Eski Adalet Bakanı, Kanal İstanbul'un ardındaki çarpıcı gerçekleri anlattı
Eski Adalet Bakanı Prof. Dr. Hikmet Sami Türk, "Erdoğan, Kanal İstanbul Projesi'nin Montrö Boğazlar Sözleşmesi açısından hukuki sakıncalarını dile getirilen uyarıları dikkate almıyor" dedi.
Adalet eski Bakanı Prof. Dr. Hikmet Sami Türk, Kanal İstanbul Projesi için, Cumhurbaşkanı Recep Tayyip Erdoğan'ın konunun her yönüyle ilgili uzmanların katılımıyla bir değerlendirme yapması gerektiğini söyledi.
"Çünkü sıradan bir kanal açılması değil; İstanbul ve Trakya'yı, Karadeniz ve Marmara'yı etkileyecek, sonuçları bütün Türkiye'ye yansıyacak bir 'çılgın proje' söz konusudur" diyen Türk, Erdoğan'ın "İsteseniz de, istemeseniz de Kanal İstanbul yapılacaktır" açıklaması için "Erdoğan, Kanal İstanbul Projesi'nin doğal dengeleri bozacak çevresel etkilerini, yüksek maliyetini, Montrö Boğazlar Sözleşmesi açısından hukuki sakıncalarını dile getiren eleştiri ve uyarıları dikkate almıyor. Her ne pahasına olursa olsun gerçekleştirmekte kararlı olduğu anlaşılıyor" yorumunda bulundu.

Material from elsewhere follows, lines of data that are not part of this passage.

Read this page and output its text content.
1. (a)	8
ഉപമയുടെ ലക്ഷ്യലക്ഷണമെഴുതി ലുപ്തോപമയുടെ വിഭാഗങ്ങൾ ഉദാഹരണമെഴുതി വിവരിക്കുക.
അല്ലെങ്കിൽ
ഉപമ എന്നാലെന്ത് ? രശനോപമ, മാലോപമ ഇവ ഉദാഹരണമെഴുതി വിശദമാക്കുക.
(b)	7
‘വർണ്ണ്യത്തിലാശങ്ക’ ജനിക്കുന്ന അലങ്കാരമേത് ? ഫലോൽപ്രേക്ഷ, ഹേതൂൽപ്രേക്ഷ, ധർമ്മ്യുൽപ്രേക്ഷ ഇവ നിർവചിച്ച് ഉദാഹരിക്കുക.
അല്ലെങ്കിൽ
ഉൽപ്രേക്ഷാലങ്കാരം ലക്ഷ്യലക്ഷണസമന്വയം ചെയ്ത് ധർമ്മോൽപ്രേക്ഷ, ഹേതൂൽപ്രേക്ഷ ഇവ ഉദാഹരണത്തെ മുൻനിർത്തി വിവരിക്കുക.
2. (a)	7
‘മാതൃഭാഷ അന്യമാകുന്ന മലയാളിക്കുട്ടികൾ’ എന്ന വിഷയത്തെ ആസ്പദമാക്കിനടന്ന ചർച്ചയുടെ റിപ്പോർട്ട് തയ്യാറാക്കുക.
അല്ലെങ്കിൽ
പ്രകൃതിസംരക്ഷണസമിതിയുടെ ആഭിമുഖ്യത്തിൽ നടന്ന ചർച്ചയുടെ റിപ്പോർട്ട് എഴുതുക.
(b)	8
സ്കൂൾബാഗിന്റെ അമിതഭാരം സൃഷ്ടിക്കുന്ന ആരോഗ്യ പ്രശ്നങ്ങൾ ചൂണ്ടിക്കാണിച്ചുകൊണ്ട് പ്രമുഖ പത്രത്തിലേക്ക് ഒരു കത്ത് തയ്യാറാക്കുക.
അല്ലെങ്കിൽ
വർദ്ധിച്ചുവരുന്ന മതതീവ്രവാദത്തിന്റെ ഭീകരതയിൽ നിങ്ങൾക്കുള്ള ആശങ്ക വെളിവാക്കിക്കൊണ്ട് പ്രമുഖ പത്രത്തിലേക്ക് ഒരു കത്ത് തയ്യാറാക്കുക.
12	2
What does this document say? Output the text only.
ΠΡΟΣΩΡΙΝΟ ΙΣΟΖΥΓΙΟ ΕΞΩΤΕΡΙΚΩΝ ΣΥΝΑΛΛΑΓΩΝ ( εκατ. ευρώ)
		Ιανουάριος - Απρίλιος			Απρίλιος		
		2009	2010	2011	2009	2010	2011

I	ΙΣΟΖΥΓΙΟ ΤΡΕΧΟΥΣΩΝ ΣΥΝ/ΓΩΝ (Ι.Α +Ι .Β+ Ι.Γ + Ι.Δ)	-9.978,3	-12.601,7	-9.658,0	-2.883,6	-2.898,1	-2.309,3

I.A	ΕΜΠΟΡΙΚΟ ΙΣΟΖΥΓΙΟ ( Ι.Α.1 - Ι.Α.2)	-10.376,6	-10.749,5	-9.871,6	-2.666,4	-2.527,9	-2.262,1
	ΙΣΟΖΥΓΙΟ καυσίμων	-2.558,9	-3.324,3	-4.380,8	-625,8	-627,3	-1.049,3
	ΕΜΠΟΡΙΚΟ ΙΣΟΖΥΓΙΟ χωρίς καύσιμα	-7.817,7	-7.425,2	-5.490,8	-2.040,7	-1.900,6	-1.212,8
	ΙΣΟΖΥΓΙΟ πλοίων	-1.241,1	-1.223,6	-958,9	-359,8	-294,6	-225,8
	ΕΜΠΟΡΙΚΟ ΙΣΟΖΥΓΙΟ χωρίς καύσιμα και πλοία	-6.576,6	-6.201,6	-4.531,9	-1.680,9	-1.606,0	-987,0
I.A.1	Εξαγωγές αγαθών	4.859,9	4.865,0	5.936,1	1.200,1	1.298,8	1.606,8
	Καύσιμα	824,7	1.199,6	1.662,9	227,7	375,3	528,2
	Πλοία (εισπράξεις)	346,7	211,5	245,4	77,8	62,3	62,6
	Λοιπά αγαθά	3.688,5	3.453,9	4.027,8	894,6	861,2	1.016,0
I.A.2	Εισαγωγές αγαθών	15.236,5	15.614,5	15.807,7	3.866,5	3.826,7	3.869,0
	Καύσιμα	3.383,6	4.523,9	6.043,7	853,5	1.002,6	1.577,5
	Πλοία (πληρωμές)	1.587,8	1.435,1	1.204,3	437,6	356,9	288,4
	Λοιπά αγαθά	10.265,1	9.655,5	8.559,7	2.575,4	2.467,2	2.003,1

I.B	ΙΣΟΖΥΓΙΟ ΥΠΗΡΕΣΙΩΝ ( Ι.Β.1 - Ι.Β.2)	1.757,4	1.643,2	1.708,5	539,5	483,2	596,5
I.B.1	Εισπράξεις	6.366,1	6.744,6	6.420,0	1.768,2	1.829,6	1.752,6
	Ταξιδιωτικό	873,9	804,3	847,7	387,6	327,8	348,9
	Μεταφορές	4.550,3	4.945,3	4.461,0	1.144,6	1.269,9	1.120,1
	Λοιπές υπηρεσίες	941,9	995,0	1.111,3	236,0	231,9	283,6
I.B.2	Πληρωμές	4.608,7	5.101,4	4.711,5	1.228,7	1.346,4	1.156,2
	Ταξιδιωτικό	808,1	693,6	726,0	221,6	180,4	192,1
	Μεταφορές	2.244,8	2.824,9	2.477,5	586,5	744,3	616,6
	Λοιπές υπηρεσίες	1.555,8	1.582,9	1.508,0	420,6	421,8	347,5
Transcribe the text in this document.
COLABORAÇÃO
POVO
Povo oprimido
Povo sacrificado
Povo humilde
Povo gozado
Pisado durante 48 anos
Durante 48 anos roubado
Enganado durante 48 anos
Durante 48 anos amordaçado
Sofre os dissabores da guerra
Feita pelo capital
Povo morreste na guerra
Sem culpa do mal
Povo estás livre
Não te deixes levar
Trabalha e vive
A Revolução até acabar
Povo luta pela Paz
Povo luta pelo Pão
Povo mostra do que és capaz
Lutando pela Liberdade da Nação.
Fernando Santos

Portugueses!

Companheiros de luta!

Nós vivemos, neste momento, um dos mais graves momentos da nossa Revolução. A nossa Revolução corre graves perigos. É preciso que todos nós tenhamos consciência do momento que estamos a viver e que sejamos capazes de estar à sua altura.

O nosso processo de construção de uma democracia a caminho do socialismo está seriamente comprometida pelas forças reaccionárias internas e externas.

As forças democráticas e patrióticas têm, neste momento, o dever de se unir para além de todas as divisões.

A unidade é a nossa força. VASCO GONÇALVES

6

Yeniçağ gazetesinden Mehmet Akgün'ün haberine göre; projenin, ekosistemi üzerindeki olumsuz etki ve sonuçlarıyla her şeyden önce bir doğa kıyımı olacağı uyarısında bulunan Türk, "Proje, Anayasa'mıza göre bölünmez bir bütün olan Türkiye'nin Trakya bölgesini ve İstanbul ilini bir fantezi uğruna gereksiz yere ikiye bölecek. İstanbul'u bir ada şehri hâline getirecek. Trakya'da karayoluyla ulaşımı birçok yerde kesecek, gemilerin geçmesine elverişli yüksek köprüler yapılmasını zorunlu kılacaktır" diye konuştu. Kanal İstanbul'u açmakla Türkiye'nin ne kazanacağının belli olmadığını dile getiren Türk, "Tek gerekçe olarak gösterilen İstanbul Boğazı'ndaki kazaları önlemesi de kanalın açılmasıyla gerçekleşmeyebilir. Çünkü bu kazalar, gemilerin çarpışmasından çok, kıyıdaki yapılara çarpmasından kaynaklanıyor. Buna meydan vermemek veya bu olasılığı azaltmak için Boğaz girişinde Montrö Sözleşmesi'ne göre ticaret gemileri için isteğe bağlı olan kılavuz kaptan alınması tavsiye edilebilir. Gemilerin açılacak Kanal İstanbul'da çarpışmayacağı veya kıyılara çarpmayacağı konusunda bir garanti de yoktur" dedi.
"Kazaları önlemek için Boğaz'daki deniz trafiğini azaltmaksa, Kanal İstanbul'dan geçiş zorunluğu koymadıkça gerçekleşmez" diyen Türk, sözlerini şöyle sürdürdü:
"Ancak böyle bir zorunluk, ticaret gemileri için kural olarak Boğazlar'dan geçiş serbestliği ilkesini koyan Montrö Sözleşmesi ile bağdaşmaz. Bu nedenlerle Kanal İstanbul, beklenen yararları sağlamaz. Bu olasılık kanalın yol açacağı zararlı etkiler ve doğuracağı sakıncalarla birlikte dikkate alındığında varılan sonuç, projenin uygulanmaya konulmadan önce her yönüyle bir kez daha değerlendirilmesi gerektiğini gösteriyor. Çünkü yanlış bir işlemi sonradan düzeltmek veya geri almaktan, bir yasadaki isabetsiz hükümleri değiştirmekten farklı olarak; değişik özellikleriyle Karadeniz ve Marmara'yı birbirine bağlayacak, 45 kilometre uzunluğunda, 120 metre genişliğinde bir kanalın yol açacağı zararlı etkiler ve sakıncalı sonuçlar ortaya çıktığı zaman, artık ondan vazgeçmek olanağı olmaz."